Não considerar a inflação

Numa economia de mercado como aquela em que vivemos, os preços dos bens e serviços podem sempre mudar: ora sobem, ora descem. A inflação refere-se ao aumento geral dos preços dos bens e serviços. Assim sendo, nos seus planos de poupança para a reforma deve ter este fator em consideração.

8

Resgatar PPR para outras finalidades

Resgatar o dinheiro que aplicou no Plano de Poupança para a Reforma (PPR) é possível de fazer, claro, mas isso não acontece a custo zero e poderá estar a perder o esforço que fez para juntar aquele dinheiro.

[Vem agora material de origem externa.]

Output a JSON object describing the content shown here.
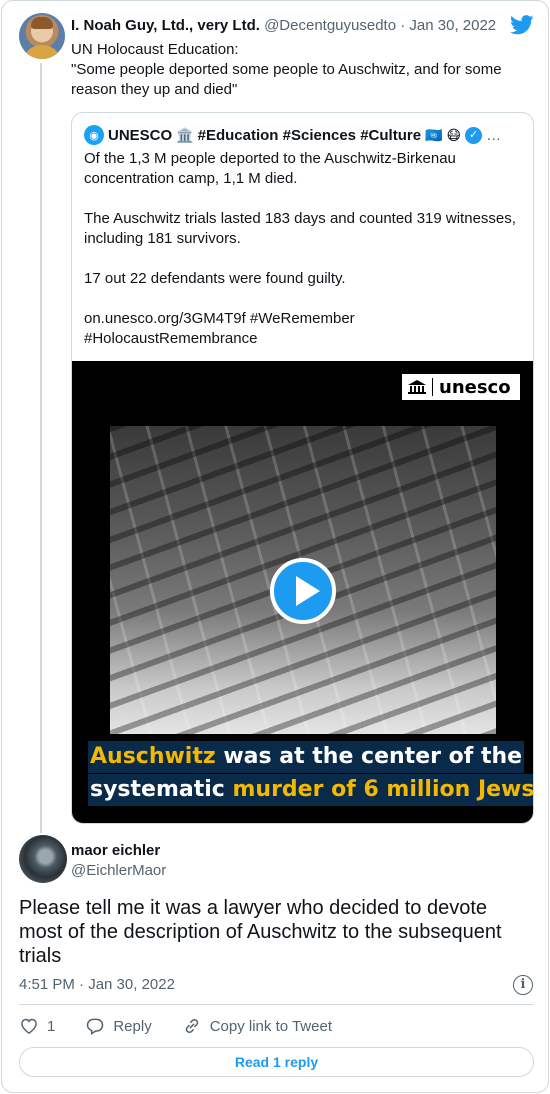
{
  "tweet": {
    "author_name": "I. Noah Guy, Ltd., very Ltd.",
    "author_handle": "@Decentguyusedto",
    "date": "Jan 30, 2022",
    "meta_sep": " · ",
    "text": "UN Holocaust Education:\n\"Some people deported some people to Auschwitz, and for some reason they up and died\""
  },
  "quoted": {
    "author_name": "UNESCO",
    "emoji_1": "🏛️",
    "hashtags": "#Education #Sciences #Culture",
    "emoji_2": "🇺🇳",
    "emoji_3": "😷",
    "verified_glyph": "✓",
    "more": "…",
    "text": "Of the 1,3 M people deported to the Auschwitz-Birkenau concentration camp, 1,1 M died.\n\nThe Auschwitz trials lasted 183 days and counted 319 witnesses, including 181 survivors.\n\n17 out 22 defendants were found guilty.\n\non.unesco.org/3GM4T9f #WeRemember #HolocaustRemembrance",
    "video": {
      "logo_text": "unesco",
      "caption_line1_yellow": "Auschwitz",
      "caption_line1_white": " was at the center of the",
      "caption_line2_white": "systematic ",
      "caption_line2_yellow": "murder of 6 million Jews"
    }
  },
  "reply": {
    "author_name": "maor eichler",
    "author_handle": "@EichlerMaor",
    "text": "Please tell me it was a lawyer who decided to devote most of the description of Auschwitz to the subsequent trials",
    "timestamp": "4:51 PM · Jan 30, 2022",
    "info_glyph": "i"
  },
  "actions": {
    "like_count": "1",
    "reply_label": "Reply",
    "copy_link_label": "Copy link to Tweet"
  },
  "read_replies_label": "Read 1 reply",
  "colors": {
    "accent": "#1d9bf0",
    "text": "#0f1419",
    "muted": "#536471",
    "border": "#cfd9de",
    "caption_yellow": "#f5b800",
    "caption_bg": "#0a2a4a"
  }
}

Poderá, assim, estar sujeito a penalizações fiscais, caso decida levantar o valor e não se enquadre das exceções previstas na lei. Isto pode significar que terá de devolver ao Estado os benefícios de que usufruiu, por exemplo, ou ter uma penalização adicional elevada por cada ano decorrido por resgate antecipado.

Ainda assim, se precisar mesmo de o fazer, saiba que os PPR podem ser levantados sem penalizações nalgumas situações, nomeadamente:

  • Amortização de crédito habitação para habitação própria permanente;
  • Após cinco anos da sua criação em caso de reforma por velhice do subscritor;
  • A partir dos 60 anos de idade do participante após cinco anos da subscrição deste produto;
  • Em caso de desemprego de longa duração;
  • Em situação de doença grave do subscritor;
  • Mediante incapacidade permanente para o trabalho do subscritor;
  • No caso de morte do subscritor.

Por isso, se ainda não começou a pensar no tema, esperamos que este artigo funcione como um alerta de consciência. Afinal, o tempo passa a voar e a reforma pode estar mesmo aí ao virar da esquina.